Is secrecy the innate imperative of journaling?
Or is it a means to relay the data floating in your mind most troublesome?
I see the reasoning behind blogging as the chance to be an autonomous omniscient entity to a personal context.
I now readily identify Instagram as an image journal. It speaks in mutiny to words as the primary means of expression. Pictures relay the same premise, and for some, it is way more entertaining because it is concise and the varying interpretations keep things interesting.
In South Africa, the blogging phenomenon is a substantial presence. Our celebrities do not have the luxury indulged by Hollywood where publicity, and subsequently profitability, is easily obtained and sustained by television and print media. Blogging is used less as ‘fans gushing over stars’ and more as business folk expanding their brand. Careers as socialites through blogging are few-and-far between, though Mika Stefano has been one of the lucky to nab such an opportunity.
One of the blessings of South African bloggers is the acclaim you get through cultivating your blog enough to stand-out or fit in. It’s not about the colorfulness and cramped nature of bombarding people with pictures and information.
The cornerstone of blogging as it is today is the effectiveness you have in captivating audiences. A blogger with enough traffic going through their blog can score invites to exclusive events like Fashion Week, J&B Met, Red Carpet Fashion Show, Cosmopolitan Magazines many events etc. I learned this in 2013 when I used my blog as a means of garnering the opportunities to interview and write about some amazing events in Cape Town.
- Neatness in the structuring of your blog is actually important. I do not like visiting blogs I cannot navigate. It’s utterly confusing and frustrating.
- It’s about the quality. I would kill for one of those Canon or Nixon blogger camera’s as their picture quality is exquisite, but alas. Anyway, there is substantial importance in the taking of one’s own photos and having them be quality pretty. I was rejected from several professional blogging platforms because the quality of my pictures was deemed “inferior”.
A sense of elitism or simply logic? I digress.
- People love blogs that are quick with information like: breaking news, fashion trends correlating with latest fashion shows and celebrity Red Carpet looks etc. Fashion fads are quick to arrive and leave. Some choose to take on the glossy look of fashion house websites that cater to talking at people about classic styles. Some choose to go with the flow of their minds, people like me.
- The easiest way to captivate people: pretty people. Even if it’s a personal blog, I’ve done the research and pretty people always get more blog traffic.
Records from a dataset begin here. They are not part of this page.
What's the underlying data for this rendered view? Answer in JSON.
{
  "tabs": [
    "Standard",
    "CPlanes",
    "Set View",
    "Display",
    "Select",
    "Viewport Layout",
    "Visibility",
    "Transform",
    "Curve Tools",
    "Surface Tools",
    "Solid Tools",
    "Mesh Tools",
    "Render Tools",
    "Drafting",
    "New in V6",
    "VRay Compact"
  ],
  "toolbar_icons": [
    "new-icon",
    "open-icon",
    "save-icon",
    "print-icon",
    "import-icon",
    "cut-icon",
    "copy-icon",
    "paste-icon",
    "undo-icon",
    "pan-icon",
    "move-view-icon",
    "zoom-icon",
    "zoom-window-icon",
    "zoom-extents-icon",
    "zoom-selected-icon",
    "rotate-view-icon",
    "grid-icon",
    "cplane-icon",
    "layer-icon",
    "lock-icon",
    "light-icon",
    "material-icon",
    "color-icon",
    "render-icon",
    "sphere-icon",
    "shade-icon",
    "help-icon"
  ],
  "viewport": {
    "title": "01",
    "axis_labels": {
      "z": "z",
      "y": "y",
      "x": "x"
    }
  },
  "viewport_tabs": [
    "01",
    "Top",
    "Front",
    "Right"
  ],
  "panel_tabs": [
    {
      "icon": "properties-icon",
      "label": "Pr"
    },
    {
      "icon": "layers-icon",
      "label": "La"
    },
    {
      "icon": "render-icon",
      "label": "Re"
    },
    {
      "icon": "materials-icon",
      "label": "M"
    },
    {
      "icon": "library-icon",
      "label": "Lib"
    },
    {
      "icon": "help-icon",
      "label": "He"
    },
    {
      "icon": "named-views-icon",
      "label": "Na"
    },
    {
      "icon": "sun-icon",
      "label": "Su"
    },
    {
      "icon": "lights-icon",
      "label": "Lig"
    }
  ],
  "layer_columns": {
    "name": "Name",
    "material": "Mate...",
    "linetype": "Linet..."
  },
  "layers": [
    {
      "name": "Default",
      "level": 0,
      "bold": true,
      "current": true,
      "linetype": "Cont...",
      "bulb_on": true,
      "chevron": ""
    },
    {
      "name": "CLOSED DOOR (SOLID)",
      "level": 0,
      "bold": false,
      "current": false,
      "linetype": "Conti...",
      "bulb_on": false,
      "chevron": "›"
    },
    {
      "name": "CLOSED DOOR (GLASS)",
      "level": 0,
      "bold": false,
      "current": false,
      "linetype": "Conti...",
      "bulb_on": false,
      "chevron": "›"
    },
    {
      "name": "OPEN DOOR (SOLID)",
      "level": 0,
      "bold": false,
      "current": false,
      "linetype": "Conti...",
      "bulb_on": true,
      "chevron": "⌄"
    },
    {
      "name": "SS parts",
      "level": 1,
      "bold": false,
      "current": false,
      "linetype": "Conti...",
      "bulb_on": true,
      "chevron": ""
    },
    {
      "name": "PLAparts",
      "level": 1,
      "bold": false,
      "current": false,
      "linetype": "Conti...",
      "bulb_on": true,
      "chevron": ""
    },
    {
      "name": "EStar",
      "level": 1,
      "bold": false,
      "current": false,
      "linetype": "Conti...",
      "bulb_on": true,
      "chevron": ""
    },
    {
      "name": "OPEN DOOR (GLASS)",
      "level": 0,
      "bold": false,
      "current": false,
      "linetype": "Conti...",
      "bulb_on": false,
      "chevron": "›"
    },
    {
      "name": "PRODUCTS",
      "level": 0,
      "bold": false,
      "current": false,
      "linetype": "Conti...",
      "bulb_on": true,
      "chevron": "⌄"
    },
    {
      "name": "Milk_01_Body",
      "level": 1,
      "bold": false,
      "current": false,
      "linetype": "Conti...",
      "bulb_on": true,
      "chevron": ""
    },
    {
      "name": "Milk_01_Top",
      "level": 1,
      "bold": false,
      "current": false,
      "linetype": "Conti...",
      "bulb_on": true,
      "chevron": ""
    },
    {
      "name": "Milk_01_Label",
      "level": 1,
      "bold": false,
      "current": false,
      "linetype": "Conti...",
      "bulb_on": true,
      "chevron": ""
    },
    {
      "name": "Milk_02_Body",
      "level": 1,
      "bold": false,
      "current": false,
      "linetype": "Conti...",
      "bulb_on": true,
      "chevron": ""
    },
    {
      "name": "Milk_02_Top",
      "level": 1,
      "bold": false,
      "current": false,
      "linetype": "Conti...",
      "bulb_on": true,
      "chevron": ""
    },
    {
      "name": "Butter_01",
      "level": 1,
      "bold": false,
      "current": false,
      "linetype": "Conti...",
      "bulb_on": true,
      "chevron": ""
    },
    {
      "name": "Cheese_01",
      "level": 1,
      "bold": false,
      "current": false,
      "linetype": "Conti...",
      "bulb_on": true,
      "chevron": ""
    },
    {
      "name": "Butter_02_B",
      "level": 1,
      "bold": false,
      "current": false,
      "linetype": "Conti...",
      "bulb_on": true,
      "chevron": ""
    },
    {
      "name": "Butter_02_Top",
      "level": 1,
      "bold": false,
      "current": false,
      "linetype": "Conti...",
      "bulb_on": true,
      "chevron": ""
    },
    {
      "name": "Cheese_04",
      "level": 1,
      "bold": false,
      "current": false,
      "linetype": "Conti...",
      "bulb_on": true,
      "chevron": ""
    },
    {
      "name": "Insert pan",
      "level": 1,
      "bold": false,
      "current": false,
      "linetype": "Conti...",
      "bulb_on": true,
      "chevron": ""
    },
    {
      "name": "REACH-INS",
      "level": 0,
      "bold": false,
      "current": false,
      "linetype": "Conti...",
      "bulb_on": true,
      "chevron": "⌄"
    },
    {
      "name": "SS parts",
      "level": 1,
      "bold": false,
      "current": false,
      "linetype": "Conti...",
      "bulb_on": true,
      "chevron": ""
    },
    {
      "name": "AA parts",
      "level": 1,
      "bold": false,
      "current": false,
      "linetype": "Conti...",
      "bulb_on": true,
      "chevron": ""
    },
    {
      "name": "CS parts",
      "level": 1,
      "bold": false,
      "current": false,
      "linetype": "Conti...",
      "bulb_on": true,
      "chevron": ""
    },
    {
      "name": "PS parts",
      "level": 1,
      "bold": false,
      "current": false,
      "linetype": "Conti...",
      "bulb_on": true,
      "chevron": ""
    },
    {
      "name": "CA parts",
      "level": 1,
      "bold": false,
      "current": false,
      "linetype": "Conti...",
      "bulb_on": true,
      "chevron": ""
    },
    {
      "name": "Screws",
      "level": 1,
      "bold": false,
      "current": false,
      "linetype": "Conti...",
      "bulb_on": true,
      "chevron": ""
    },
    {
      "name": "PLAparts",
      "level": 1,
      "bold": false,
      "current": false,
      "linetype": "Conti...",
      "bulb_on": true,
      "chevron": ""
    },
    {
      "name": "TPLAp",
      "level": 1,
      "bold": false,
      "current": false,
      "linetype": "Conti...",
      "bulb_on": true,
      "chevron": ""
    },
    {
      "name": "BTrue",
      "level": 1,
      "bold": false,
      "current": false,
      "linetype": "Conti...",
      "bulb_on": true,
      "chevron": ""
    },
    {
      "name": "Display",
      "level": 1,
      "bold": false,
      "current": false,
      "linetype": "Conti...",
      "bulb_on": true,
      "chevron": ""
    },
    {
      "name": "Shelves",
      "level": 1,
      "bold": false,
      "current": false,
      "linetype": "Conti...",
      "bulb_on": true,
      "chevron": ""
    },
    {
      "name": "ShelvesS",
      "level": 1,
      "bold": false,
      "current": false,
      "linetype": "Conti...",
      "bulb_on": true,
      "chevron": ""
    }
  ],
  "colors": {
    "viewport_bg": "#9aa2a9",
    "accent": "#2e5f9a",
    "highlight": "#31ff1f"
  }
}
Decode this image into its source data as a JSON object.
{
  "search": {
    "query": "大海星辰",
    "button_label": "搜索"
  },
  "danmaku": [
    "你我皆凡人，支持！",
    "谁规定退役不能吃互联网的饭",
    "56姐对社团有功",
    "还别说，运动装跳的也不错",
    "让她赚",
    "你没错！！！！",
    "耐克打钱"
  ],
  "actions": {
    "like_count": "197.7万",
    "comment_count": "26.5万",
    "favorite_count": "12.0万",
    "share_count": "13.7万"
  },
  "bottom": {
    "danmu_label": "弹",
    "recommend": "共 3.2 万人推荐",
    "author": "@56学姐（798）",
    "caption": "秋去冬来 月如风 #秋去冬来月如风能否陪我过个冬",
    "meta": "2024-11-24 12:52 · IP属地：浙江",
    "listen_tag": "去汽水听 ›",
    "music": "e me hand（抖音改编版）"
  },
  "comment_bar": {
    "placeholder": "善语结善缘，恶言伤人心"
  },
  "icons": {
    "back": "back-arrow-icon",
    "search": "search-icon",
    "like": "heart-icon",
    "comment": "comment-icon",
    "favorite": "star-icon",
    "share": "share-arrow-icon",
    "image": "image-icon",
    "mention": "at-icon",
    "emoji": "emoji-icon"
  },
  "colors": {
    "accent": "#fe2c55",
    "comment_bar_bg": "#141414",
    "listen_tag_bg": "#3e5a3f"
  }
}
Look at blogs such as Man of the Cloth, I.Am.Galla, Tuula Vintage, Skattie What Are You Wearing, Denzil Jacobs, The Sartorialist etc. Either the blogger is pretty or the people they snap are.
Here’s the deepest secret about South Africans not many know or refuse to acknowledge:
South Africans, regardless of whether you are a blogger or not, live their lives marketing themselves as a personal brand. A 5-minute introduction or a fully-fledged chat will always have facts that remind the person you are speaking to that you are always hustling because: We. Don’t. Stop! There is no time for stopping to be normal, or even mediocre.
The rainbow nation chooses to soar above its history of oppression and spend the rest of its life ceasing opportunities to be infinite-even if it’s just with blogging.
We evolve to show the world how awesome we are.